Un hombre vicioso
El agente comercial llegó a Madrid a las diez de la mañana, se instaló en un hotel de 3 estrellas, abrió el periódico por la página de contactos y llamó a una mujer cuyo reclamo decía: "Señora madura, discreta y culta para caballeros de paso que necesiten compañía". Mientras negociaba el precio y los servicios, escuchó a través del teléfono el ruido de una taza de café al reposar sobre su plato, así como el murmullo de una televisión, o quizá de una radio, con el volumen disminuido. También, muy a lo lejos, la violenta descarga de una cisterna. Parecía que la casa a la que había llamado se estaba poniendo en marcha y le excitó tanto aquella suerte de cotidianeidad que pidió a Marisol (así se hacía llamar la mujer) que acudiera al hotel en seguida.-¿Cómo te gusta la ropa interior?- preguntó ella antes de colgar.
-Un poco deshilachada respondió él. Que no esté nueva.

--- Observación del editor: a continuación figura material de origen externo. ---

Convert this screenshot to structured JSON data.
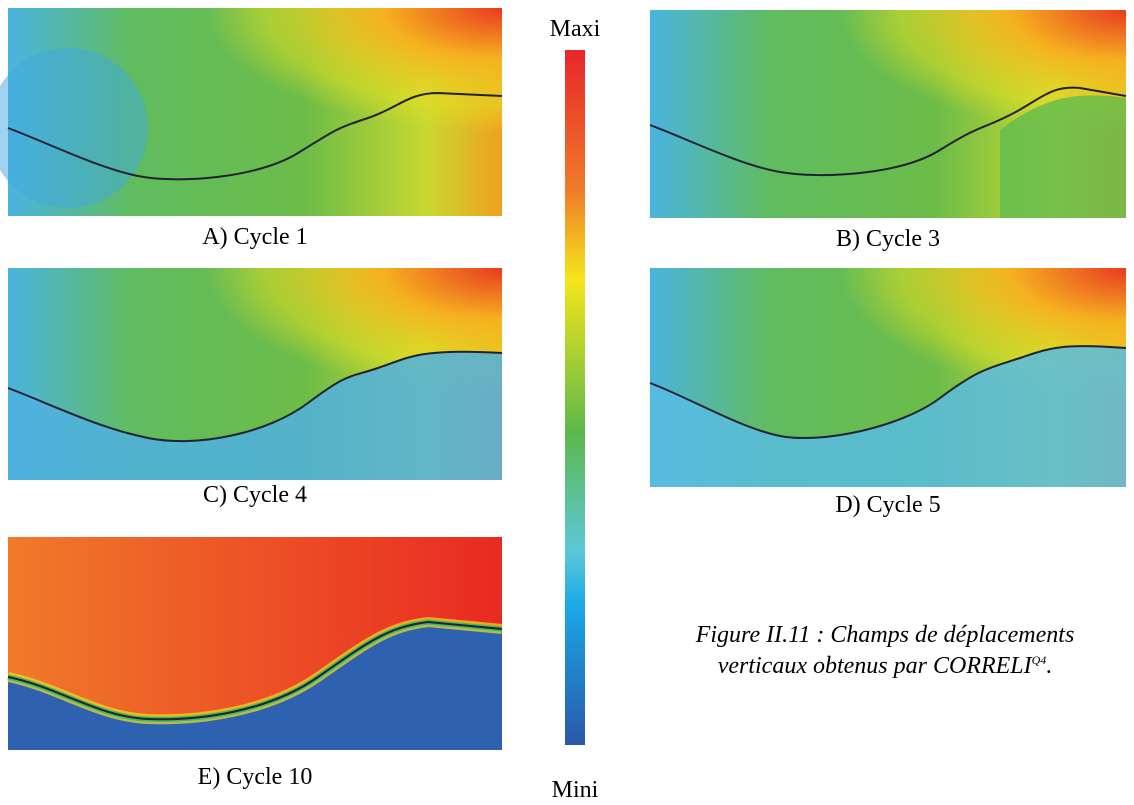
{
  "panels": [
    {
      "label": "A) Cycle 1"
    },
    {
      "label": "B) Cycle 3"
    },
    {
      "label": "C) Cycle 4"
    },
    {
      "label": "D) Cycle 5"
    },
    {
      "label": "E) Cycle 10"
    }
  ],
  "colorbar": {
    "max_label": "Maxi",
    "min_label": "Mini"
  },
  "caption": {
    "line1": "Figure II.11 : Champs de déplacements",
    "line2": "verticaux obtenus par CORRELI",
    "superscript": "Q4",
    "end": "."
  }
}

Mientras Marisol llegaba, el hombre hizo un par de llamadas profesionales, concertó cuatro citas, y luego vació la bolsa de viaje. Mientras colgaba las camisas para que no se arrugaran, sintió que el vacío del armario estaba también dentro de él. Se había contagiado de aquellos espacios por lo general mal empapelados a los que se asomaba en cada uno de sus viajes como a un precipicio por el que uno sabe que acabará arrojándose. Entonces le atacaron unas ganas incontenibles de llorar, como cuando de adolescente veía películas de huérfanos. Le mataba la piedad por sí mismo, algo que un vendedor no se podía permitir. Su rendimiento había comenzado a bajar desde que le acometieran aquellas debilidades que no sabía cómo combatir. Y para colmo, en lugar de contratar los servicios de una prostituta joven, despreocupada, alegre, no se le ocurría otra cosa que telefonear a una mujer madura que se llamaba, o se hacía llamar Marisol, como su madre.
Sus colegas se morían por los montajes sadomasoquistas o por los números exóticos difíciles de encontrar en provincias, pero el único vicio de él era el amor. Le gustaba que las mujeres a las que contrataba fingieran que le amaban como aman las esposas normales, un poco deterioradas ya por los años y las horas pasadas frente al televisor. Cuando llegó Marisol, comprobó que era más madura de lo que el anuncio sugería, pero se trataba de una mujer repleta de adherencias domésticas y eso le gustó mucho. Ella se había vestido para parecer una señora interesante, pero sólo parecía lo que quizá era: una esposa.
-Me gusta que parezcas una esposa -dijo él invitándola a pasar.
Ella le contempló un poco asombrada pidiéndole que colocara el dinero a la vista antes de comenzar la sesión.
-Cuando yo haya visto el dinero, me explicas cómo te lo montas.
El hombre le pasó unos billetes y luego dijo que le gustaría que vieran la televisión cogidos de la mano durante un rato.
-Imagínate -añadió- que es un domingo por la tarde y que estamos en casa tú y yo solos, sin niños, viendo la tele.
Ella se tensó un poco.
-¿No serás un perverso?-preguntó.
El le explicó que se pasaba la vida viajando, siempre de acá para allá, y que de vez en cuando le gustaba fingir que se encontraba en casa, junto a su esposa.
-Pues mira, eso de la tele se lo pides a tu mujer. A nosotras se nos pide un griego, un francés, en fin, cosas normales. Los locos como tú empezáis viendo la tele y acabáis montando una escena de violencia doméstica. A mí no me ha puesto la mano encima ni mi marido, para que enteres.
El hombre no fue capaz de retener a la mujer, que salió de la habitación sin haberle devuelto el dinero. Superado el mal trago, telefoneó a su esposa.
-¿Cómo está Madrid?- preguntó ella.
-Mal, como siempre- respondió.
-Pues echa una cana al aire, hombre de Dios. Te aseguro que si yo estuviera en Madrid no paraba en el hotel ni un momento. Mira que eres aburrido.
Mientras ella hablaba, le llegó a través del hilo el ruido de la aspiradora y se excitó otra vez, pero luego, al colgar y verse solo en aquella habitación con cuadros de caballos en la pared, no supo qué hacer con su excitación y se puso a llorar. Lloraba de amor, eso es lo que pensaba él, pero a quién contárselo sin parecer un pervertido.